Ponder these words for a moment. Young men, sitting in quiet country churches or great gothic cathedrals were exhorted to go to war, to do their duty, to accept the sacrifices. Their emotions were constantly battered by sermons drawn from the Old Testament that extolled the wrath of an avenging God. How did they feel when the pastoral shepherd dropped the mantle of Christ the Peacemaker and became a bitter recruiting sergeant? Priests and Pastors would often stress duty and equate fighting for Britain and the Empire with fighting for Christ. [3] Others railed against cowardice. The master of St. Catherine’s College, Cambridge said of those who refused to volunteer,

‘It is a pity that we cannot brand that sort of man “Made in fear of Germany.” Would to God we had known when they were born that they would eat our bread and grow and live amongst us, trusted and approved, and yet cowards. We need not have prayed and worked for them.’ [4]

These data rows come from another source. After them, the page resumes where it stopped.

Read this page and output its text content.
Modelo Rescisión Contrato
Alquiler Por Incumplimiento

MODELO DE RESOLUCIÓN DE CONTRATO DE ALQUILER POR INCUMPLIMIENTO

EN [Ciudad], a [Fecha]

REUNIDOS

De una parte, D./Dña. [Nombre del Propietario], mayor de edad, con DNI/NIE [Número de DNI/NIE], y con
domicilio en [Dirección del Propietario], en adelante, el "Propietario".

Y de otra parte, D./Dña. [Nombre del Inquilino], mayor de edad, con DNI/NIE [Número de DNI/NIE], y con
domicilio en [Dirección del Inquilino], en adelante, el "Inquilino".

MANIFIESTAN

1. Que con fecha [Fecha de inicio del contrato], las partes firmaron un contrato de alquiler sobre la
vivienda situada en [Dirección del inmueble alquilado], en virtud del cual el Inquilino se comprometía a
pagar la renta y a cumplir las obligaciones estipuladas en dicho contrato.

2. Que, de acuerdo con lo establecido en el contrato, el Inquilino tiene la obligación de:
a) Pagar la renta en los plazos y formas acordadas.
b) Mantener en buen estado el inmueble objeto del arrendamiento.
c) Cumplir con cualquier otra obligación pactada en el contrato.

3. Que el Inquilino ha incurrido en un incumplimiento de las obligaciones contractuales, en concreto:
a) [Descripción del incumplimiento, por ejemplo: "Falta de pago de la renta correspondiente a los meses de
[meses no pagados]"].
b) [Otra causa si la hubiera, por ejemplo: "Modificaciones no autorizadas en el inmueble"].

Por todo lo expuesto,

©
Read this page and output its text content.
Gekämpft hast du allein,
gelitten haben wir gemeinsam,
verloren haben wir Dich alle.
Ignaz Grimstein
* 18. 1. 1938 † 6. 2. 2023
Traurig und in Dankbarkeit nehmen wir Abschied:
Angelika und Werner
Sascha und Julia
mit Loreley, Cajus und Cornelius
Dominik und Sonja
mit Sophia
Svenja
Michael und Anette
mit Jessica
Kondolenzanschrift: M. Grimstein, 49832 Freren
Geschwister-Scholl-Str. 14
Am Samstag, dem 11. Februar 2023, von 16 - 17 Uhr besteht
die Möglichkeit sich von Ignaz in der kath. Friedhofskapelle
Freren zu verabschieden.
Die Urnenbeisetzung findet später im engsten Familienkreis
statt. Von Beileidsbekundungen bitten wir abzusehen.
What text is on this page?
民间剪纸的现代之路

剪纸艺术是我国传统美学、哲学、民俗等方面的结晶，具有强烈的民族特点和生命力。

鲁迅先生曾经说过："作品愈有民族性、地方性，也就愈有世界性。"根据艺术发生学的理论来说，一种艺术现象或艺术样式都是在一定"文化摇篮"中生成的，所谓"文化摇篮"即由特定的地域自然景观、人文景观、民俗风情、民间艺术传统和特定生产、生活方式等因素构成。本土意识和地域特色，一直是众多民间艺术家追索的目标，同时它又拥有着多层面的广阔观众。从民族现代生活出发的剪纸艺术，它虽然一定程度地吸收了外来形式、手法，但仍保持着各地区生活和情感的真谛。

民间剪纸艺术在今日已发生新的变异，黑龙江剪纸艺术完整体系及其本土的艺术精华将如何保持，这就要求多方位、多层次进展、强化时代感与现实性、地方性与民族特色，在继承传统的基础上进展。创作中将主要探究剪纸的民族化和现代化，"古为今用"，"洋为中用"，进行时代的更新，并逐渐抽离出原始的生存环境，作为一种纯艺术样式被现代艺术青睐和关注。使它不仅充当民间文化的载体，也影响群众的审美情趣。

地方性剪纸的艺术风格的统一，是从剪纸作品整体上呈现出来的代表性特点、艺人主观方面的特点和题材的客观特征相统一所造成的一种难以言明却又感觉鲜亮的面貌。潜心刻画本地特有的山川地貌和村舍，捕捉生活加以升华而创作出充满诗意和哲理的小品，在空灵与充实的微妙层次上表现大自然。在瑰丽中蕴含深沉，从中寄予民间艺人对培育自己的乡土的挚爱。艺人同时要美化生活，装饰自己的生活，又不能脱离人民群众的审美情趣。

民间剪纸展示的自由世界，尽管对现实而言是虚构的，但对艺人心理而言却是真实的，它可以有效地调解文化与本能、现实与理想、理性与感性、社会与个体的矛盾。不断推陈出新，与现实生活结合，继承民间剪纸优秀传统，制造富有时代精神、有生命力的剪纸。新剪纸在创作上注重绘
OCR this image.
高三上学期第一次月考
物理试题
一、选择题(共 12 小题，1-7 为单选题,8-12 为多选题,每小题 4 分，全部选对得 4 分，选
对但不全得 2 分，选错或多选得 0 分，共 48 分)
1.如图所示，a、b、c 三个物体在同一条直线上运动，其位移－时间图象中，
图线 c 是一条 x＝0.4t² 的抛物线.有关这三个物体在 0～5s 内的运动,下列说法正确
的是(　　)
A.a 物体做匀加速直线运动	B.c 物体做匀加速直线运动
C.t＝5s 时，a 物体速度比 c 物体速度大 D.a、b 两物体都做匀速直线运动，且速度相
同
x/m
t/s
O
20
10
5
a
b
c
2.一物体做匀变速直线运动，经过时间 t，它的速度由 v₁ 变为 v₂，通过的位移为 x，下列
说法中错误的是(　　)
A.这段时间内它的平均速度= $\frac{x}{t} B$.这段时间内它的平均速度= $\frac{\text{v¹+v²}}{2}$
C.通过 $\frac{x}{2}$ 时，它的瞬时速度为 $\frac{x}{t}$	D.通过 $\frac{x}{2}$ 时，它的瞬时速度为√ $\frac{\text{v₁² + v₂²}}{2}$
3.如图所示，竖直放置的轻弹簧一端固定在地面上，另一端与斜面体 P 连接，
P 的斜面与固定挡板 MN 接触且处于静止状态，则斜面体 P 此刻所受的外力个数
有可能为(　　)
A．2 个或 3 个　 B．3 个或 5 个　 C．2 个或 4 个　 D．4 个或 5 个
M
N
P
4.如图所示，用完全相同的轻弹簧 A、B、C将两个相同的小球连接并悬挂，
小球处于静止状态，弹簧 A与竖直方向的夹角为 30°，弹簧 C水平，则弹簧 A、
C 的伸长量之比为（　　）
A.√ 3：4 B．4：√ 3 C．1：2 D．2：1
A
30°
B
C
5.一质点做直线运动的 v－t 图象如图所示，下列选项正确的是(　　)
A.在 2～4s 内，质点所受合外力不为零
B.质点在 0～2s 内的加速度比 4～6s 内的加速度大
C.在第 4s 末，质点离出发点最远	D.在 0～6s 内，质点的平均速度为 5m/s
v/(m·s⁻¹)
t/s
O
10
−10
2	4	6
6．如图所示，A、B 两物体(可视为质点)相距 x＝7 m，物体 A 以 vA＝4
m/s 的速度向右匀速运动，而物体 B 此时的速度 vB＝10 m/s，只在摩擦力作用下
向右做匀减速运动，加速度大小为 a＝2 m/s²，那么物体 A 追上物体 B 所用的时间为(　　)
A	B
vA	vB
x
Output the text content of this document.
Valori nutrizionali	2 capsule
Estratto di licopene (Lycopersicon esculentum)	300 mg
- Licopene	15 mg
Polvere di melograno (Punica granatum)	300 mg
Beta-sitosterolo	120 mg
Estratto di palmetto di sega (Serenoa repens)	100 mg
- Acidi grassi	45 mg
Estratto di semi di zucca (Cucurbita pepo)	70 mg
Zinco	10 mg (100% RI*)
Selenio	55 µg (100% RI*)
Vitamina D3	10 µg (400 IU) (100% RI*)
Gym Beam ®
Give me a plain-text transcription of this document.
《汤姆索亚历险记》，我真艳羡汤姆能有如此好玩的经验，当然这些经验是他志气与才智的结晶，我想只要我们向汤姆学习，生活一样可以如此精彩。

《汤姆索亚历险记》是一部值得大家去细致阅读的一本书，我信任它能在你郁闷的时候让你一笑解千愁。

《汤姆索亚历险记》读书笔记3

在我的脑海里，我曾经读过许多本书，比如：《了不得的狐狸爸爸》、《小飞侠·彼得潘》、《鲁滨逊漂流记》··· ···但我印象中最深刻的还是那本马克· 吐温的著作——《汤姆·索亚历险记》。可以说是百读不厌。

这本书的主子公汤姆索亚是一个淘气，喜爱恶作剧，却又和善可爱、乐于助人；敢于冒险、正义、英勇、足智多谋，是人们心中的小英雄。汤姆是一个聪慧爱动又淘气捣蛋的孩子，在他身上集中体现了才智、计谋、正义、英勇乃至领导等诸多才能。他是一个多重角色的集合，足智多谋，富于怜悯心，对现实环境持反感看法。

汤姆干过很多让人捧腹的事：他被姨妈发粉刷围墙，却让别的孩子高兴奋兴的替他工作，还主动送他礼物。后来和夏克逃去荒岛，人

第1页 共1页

christ on cross with dead manCan you imagine hearing your own brother or son described in such outrageous terms? With what sense of self worth would a young man be left, who internalised these damning words? It was moral blackmail of a nefarious kind.

In the early months of the war a further disconcerting practice of church recruiters was to appeal to the female relatives of potential recruits to take up the cause at home. Men who had not enlisted were ridiculed in the street by middle-class women inspired from the pulpit to taunt and embarrass them into the recruitment centre. At the same time, parents whose sons had enlisted were praised, and bathed in their reflected glory until the true nature of the war was revealed in the lists of dead and missing.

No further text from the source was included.